Bourdon was born in Longueuil, Quebec into a family with musical talents. His father was an amateur singer. Louis-Honoré Bourdon, his half-brother was a renowned impresario. Caroline Derome, his mother, began Bourdon's musical instruction with the cello when he was seven. She would later marry Jean-Baptiste Dubois, a professional cellist who would further instruct Bourdon in the instrument. Around this same time Bourdon learned to play the piano.

In 1897, Bourdon was invited to attend the Ghent Conservatory in Belgium. There he continued his training on the cello under Joseph Jacob. He did well, winning a "first prize with great distinction" in a school competition after spending only eight months there. He was touring Europe shortly thereafter. In 1899 he returned to Canada to tour, and was received well in Montreal and Quebec City.

== Career ==

Bourdon moved to the United States seeking better career opportunities than he could find in Canada. From 1902 until 1904 he played with the Cincinnati Symphony Orchestra. He travelled back to Quebec during the summer of 1903 to perform Le Désir with the Quebec Symphony Orchestra on the opening of the Auditorium de Québec on August 31, 1903. In 1904 he moved to Philadelphia where he played with the Philadelphia Orchestra. In 1905 he made his first recording for the Victor Talking Machine Company.
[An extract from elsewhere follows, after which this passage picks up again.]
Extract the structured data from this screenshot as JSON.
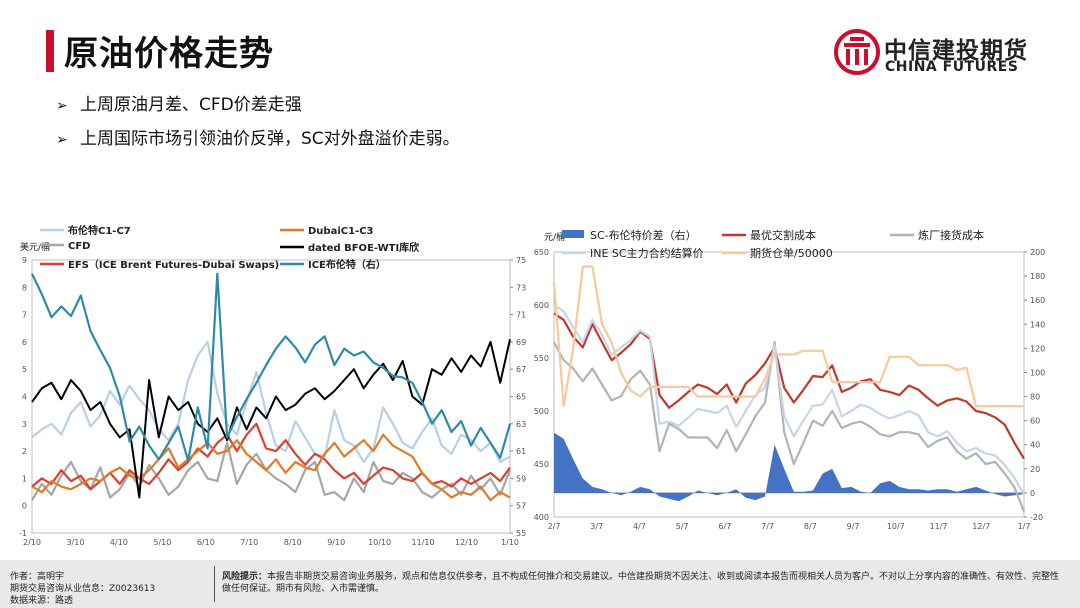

In 1908 he moved, this time to Saint Paul, Minnesota. In 1909, the Victor Company hired Bourdon as the "in-house" cellist, and he performed number of different tasks during his career with the company. He performed on piano and cello as an accompanist for Victor artists. He served as a conductor for the Victor Concert Orchestra, the Victor Symphony Orchestra, and occasionally the Victor Salon Orchestra and Sousa's Band. Thousands of Victor recordings for which Bourdon was the conductor or an instrumentalist are documented on the EDVR (Encyclopedic Discography of Victor Recordings). In 1920, he was promoted to musical co-director at Victor, a position he shared with Josef Pasternack. In 1922, he became a naturalized citizen of the United States.

Bourdon left RCA Victor in 1931. He worked in a number of jobs in the music industry during his post-Victor career. He directed musical scores for films by Laurel and Hardy and Mickey Mouse cartoons by Walt Disney. From 1927 until 1938 he directed Cities Service Concerts on NBC radio. The program had been on the air for only half a year before Bourdon took over directing; it went on another 11 seasons and was very successful. He worked as a musical director at Muzak, Brunswick Records, and the Thesaurus radio transcription service. Bourdon was hired to conduct the newly formed Montreal Symphony Orchestra, which gave their first concert on January 14, 1935, at Plateau Hall. He retained that position for many years. In 1944, he was awarded an honorary doctorate in music by the Université de Montréal. In 1936 and 1938, he conducted the Naumburg Orchestral Concerts, in the Naumburg Bandshell, Central Park, in the summer series.

Bourdon died in New York City on April 24, 1961.